16 Days of Activism: The many faces of gender-based violence and the fight for change

16 Days of Activism is a phenomenon that has been in the global narrative since 1992 and was launched by Rutgers University. This time around the cause has been against Gender Based Violence or GBV and the conference at Global Neighbourhood for Media Innovation took place to commemorate the work that the panelists had done to counter all sorts of violence against women in their own lives and their own professions and the solutions that they saw fit to implement in society as a consequence of their lived experiences.

The session was held on the last day of the 16 days, on the 10th of December, 2019 and was attended by media persons, educators, civil society organizations and activists. The panel was composed of Afia Salam, Manal Faheem Khan, Kulsoom Bano, Shama Dossa, Anaum Janjua, Lubna Jerrar and many more esteemed professional leaders who have shaped Pakistan’s contemporary social narrative.

Shama Dossa, community development practitioner and academic, started off the discussion with the illuminating correlation that the more educated a woman is the less likely it will be for her to experience GBV. She also disclosed the Balochistan and KP had the highest incidents of domestic violence and that over 50% of the women who endured domestic violence were not comfortable confiding about it to even close relatives. Shazia Hassan, a senior reporter with Dawn Newspapers relayed her struggle in pursuing her passion which was always sports reporting, however she was excluded from that beat because ‘sports is not a woman’s domain.’ She explained how in order to be taken seriously she had to ‘make myself more masculine’ as that was the only way she would be allowed to access the more male dominated spaces.

Qurat-ul-ain Iqrar, editor in chief of Live Magazine, with her experience as an anchorperson and being in the media, spoke about the binaries that women are subjected to as objects. As an anchor a woman is expected to be dolled up with a whole host of cosmetic appendages, in the field they are told to be as invisible as possible for their own protection. She also stressed that protecting ones mental health is paramount for any woman and that in order to save themselves they must ensure that their inner self is resolute because the world is cruel and will remain so. In the same vein Sidrah Dar, a journalist with Voice of America, explained that women journalists are told to their faces that they will experience assault and harassment in the fields and that this is simply collateral for the work they want to pursue.

Founder of the proliferating online community by the name of Karachi School Guide, Binish Umair spoke about the despairing condition of schools in Pakistan shows that violence against women will not change unless families and schools change their attitudes regarding what is expected from women. She explained how most curriculum text books still limit the role of women as being house wives and not home makers. This restricts the imagination of boy and girl students who then only expect women to be confined to the roles of servitude, which when they grow up they do not tolerate any change towards. She also brought light to the subject of single mothers facing difficulties when admitting their children to school as school administration is extremely hostile to women who are divorced or widowed and shame them for being single parents.
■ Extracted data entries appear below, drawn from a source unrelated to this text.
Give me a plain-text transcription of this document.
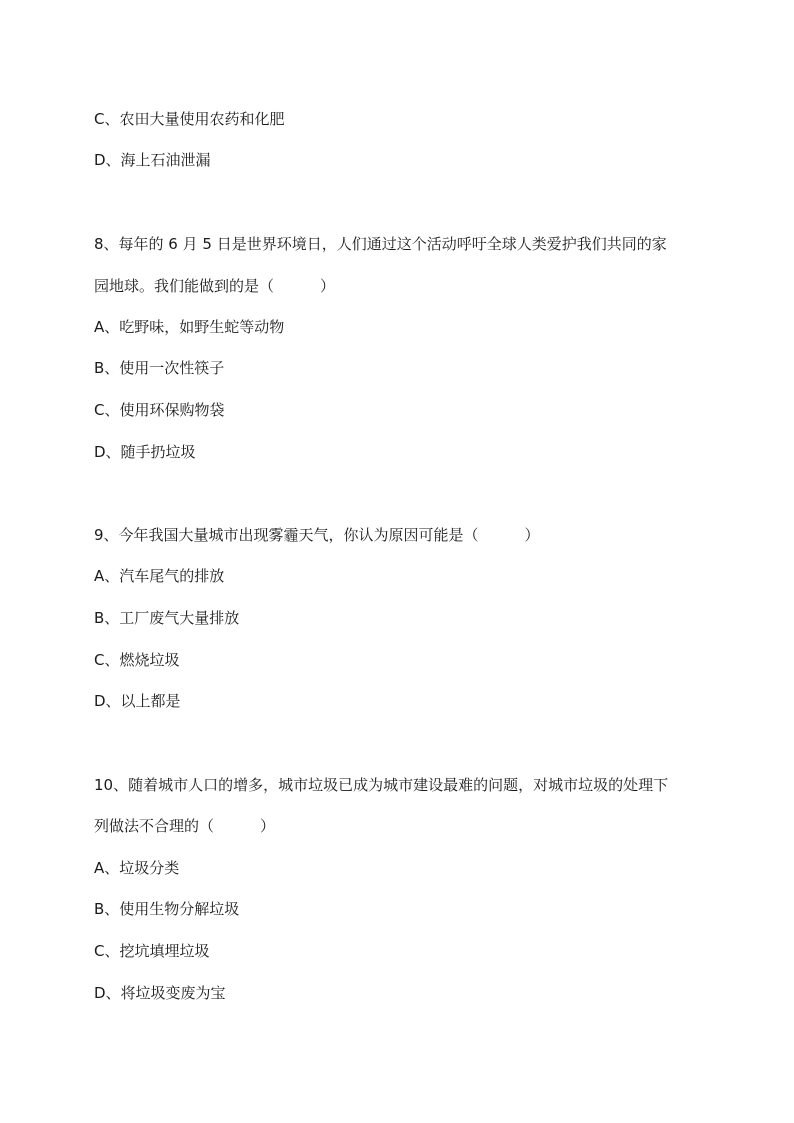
C、农田大量使用农药和化肥
D、海上石油泄漏
8、每年的 6 月 5 日是世界环境日，人们通过这个活动呼吁全球人类爱护我们共同的家
园地球。我们能做到的是（	）
A、吃野味，如野生蛇等动物
B、使用一次性筷子
C、使用环保购物袋
D、随手扔垃圾
9、今年我国大量城市出现雾霾天气，你认为原因可能是（	）
A、汽车尾气的排放
B、工厂废气大量排放
C、燃烧垃圾
D、以上都是
10、随着城市人口的增多，城市垃圾已成为城市建设最难的问题，对城市垃圾的处理下
列做法不合理的（	）
A、垃圾分类
B、使用生物分解垃圾
C、挖坑填埋垃圾
D、将垃圾变废为宝
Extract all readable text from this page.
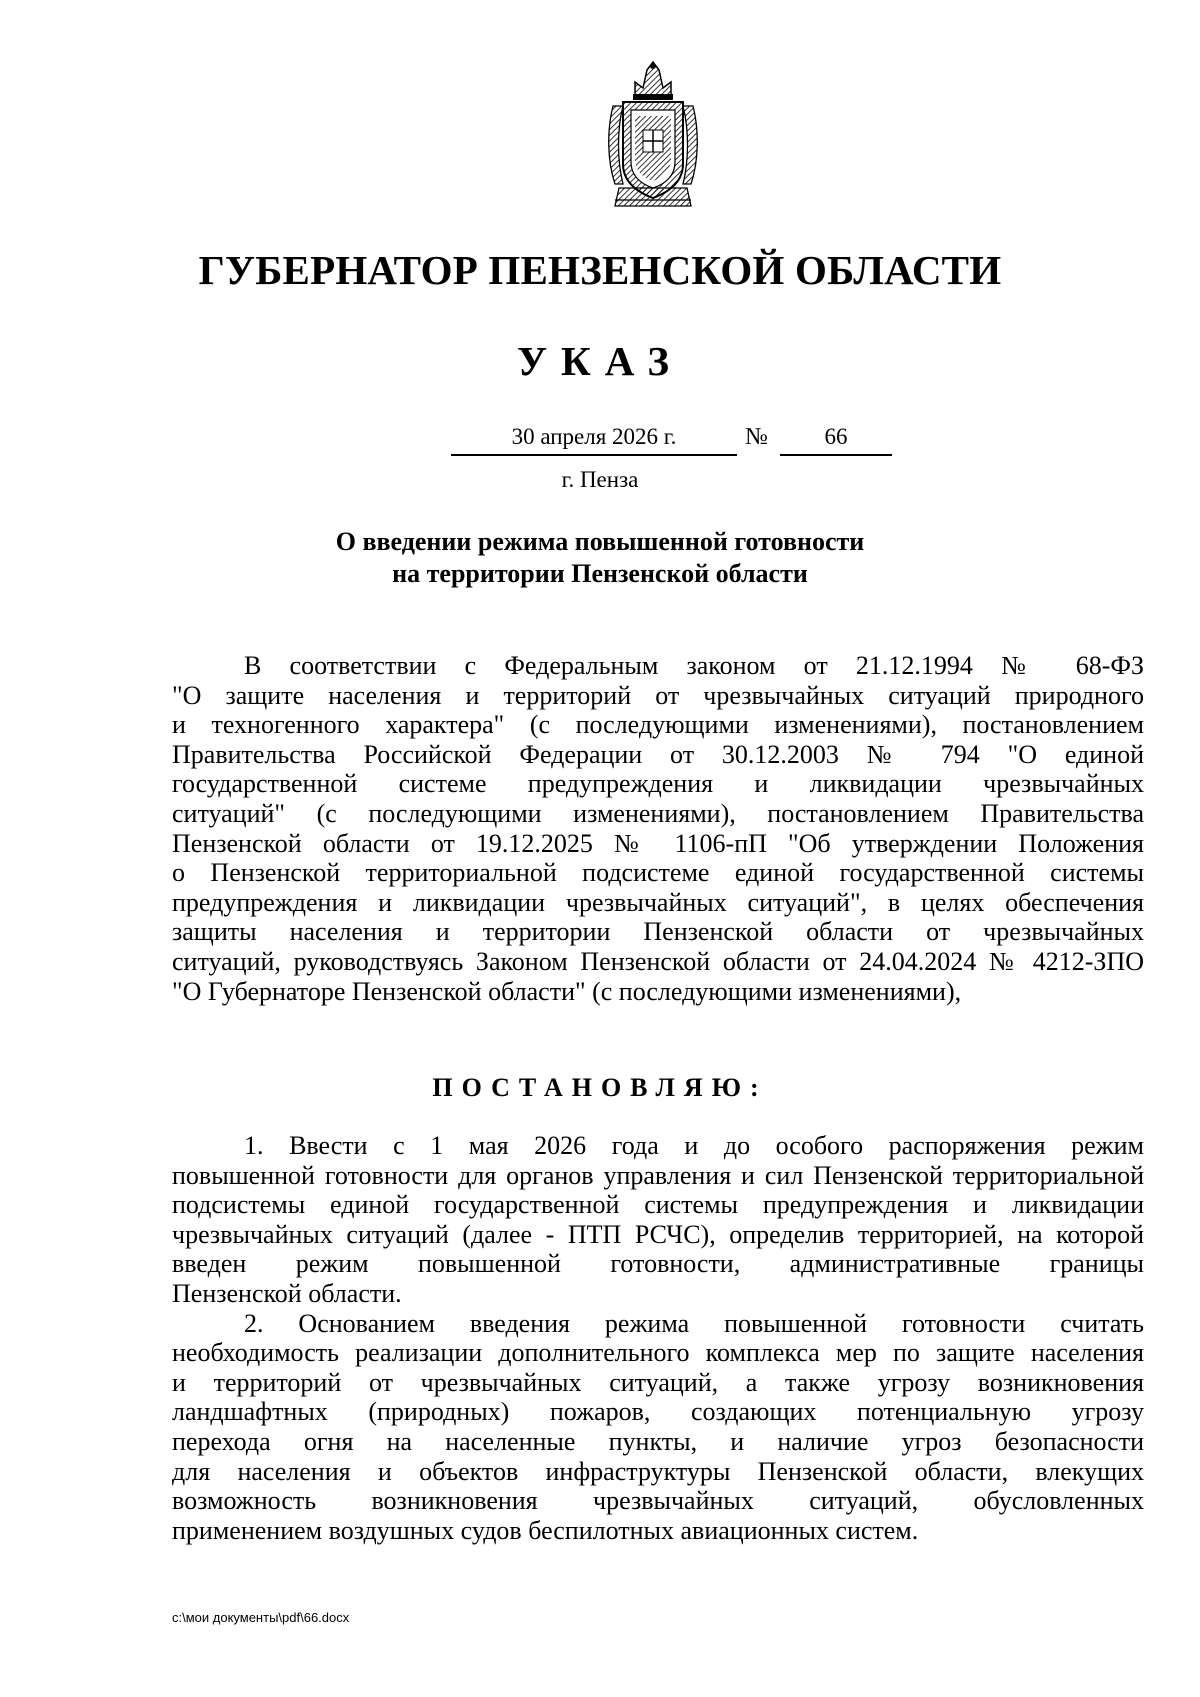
ГУБЕРНАТОР ПЕНЗЕНСКОЙ ОБЛАСТИ
УКАЗ
30 апреля 2026 г.	№	66
г. Пенза
О введении режима повышенной готовности
на территории Пензенской области
В соответствии с Федеральным законом от 21.12.1994 № 68-ФЗ
"О защите населения и территорий от чрезвычайных ситуаций природного
и техногенного характера" (с последующими изменениями), постановлением
Правительства Российской Федерации от 30.12.2003 № 794 "О единой
государственной системе предупреждения и ликвидации чрезвычайных
ситуаций" (с последующими изменениями), постановлением Правительства
Пензенской области от 19.12.2025 № 1106-пП "Об утверждении Положения
о Пензенской территориальной подсистеме единой государственной системы
предупреждения и ликвидации чрезвычайных ситуаций", в целях обеспечения
защиты населения и территории Пензенской области от чрезвычайных
ситуаций, руководствуясь Законом Пензенской области от 24.04.2024 № 4212-ЗПО
"О Губернаторе Пензенской области" (с последующими изменениями),
ПОСТАНОВЛЯЮ:
1. Ввести с 1 мая 2026 года и до особого распоряжения режим
повышенной готовности для органов управления и сил Пензенской территориальной
подсистемы единой государственной системы предупреждения и ликвидации
чрезвычайных ситуаций (далее - ПТП РСЧС), определив территорией, на которой
введен режим повышенной готовности, административные границы
Пензенской области.
2. Основанием введения режима повышенной готовности считать
необходимость реализации дополнительного комплекса мер по защите населения
и территорий от чрезвычайных ситуаций, а также угрозу возникновения
ландшафтных (природных) пожаров, создающих потенциальную угрозу
перехода огня на населенные пункты, и наличие угроз безопасности
для населения и объектов инфраструктуры Пензенской области, влекущих
возможность возникновения чрезвычайных ситуаций, обусловленных
применением воздушных судов беспилотных авиационных систем.
c:\мои документы\pdf\66.docx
Lubna Jerrar, Head of Social Media at Geo News, brought to light the attitude that prevails across conversations on gender that gender does not pertain to women only. The violence faced by a woman effects the whole community as it is violence that is being exacted on a member of the human race. It is not simply a womans issue to eliminate GBV, but a man’s issue to analyze why violence is seen to be an accepted component of masculinity. She commented that men should also be made a part of panels such as this as they carry the stakes in society that can enable a change in the community. Buraq Shabir said that the reason there is such a gap in women coming forward is because they are disbelieved by the privileged few who have not experienced the same trauma. It is the duty of those with any social standing to not dismiss the stories of survivors, believing women and their stories of survival is a societal duty and one that needs to be implemented by the gatekeepers of the media as that shapes public opinion the most effectively.

Afia Salam brought forward examples from women’s history in Pakistan and how they have been part of the resistance since before Zia-ul-Haq’s time and lamented that it is a shame that only 11% of the media persons in the country are women. This is the reason for their women’s stories not being told in a sensitive and respectful manner and this is the reason why the support system for women in the media is almost non-existent and whatever trauma a woman endures in this industry is said to be part and parcel of the job. Anaum Janjua, a social activist with experience in the corporate sector, put forward the resolution that corporate sectors must draft sexual harassment policies for the workplace as this will enable accountability throughout the country and place confidence in women to work in environments knowing that they have a legal support system.

GNMI is a non-profit organization that seeks to bridge the gap between the media and civil society and serves as a community space for social representatives. It gives a platform to distinguished voices from the fields of journalism, politics, academia and other fields to discuss contemporary issues of the society.

The organization has previously conducted sessions on freedom of expression, women’s role in countering violent extremism, youth policy interventions, public health and the role of sports, as well as held journalist trainings on contemporary digital tools and dialogue and performance activities focusing on Sufism, poetry, theatre and storytelling in preventing and countering extremist elements in society.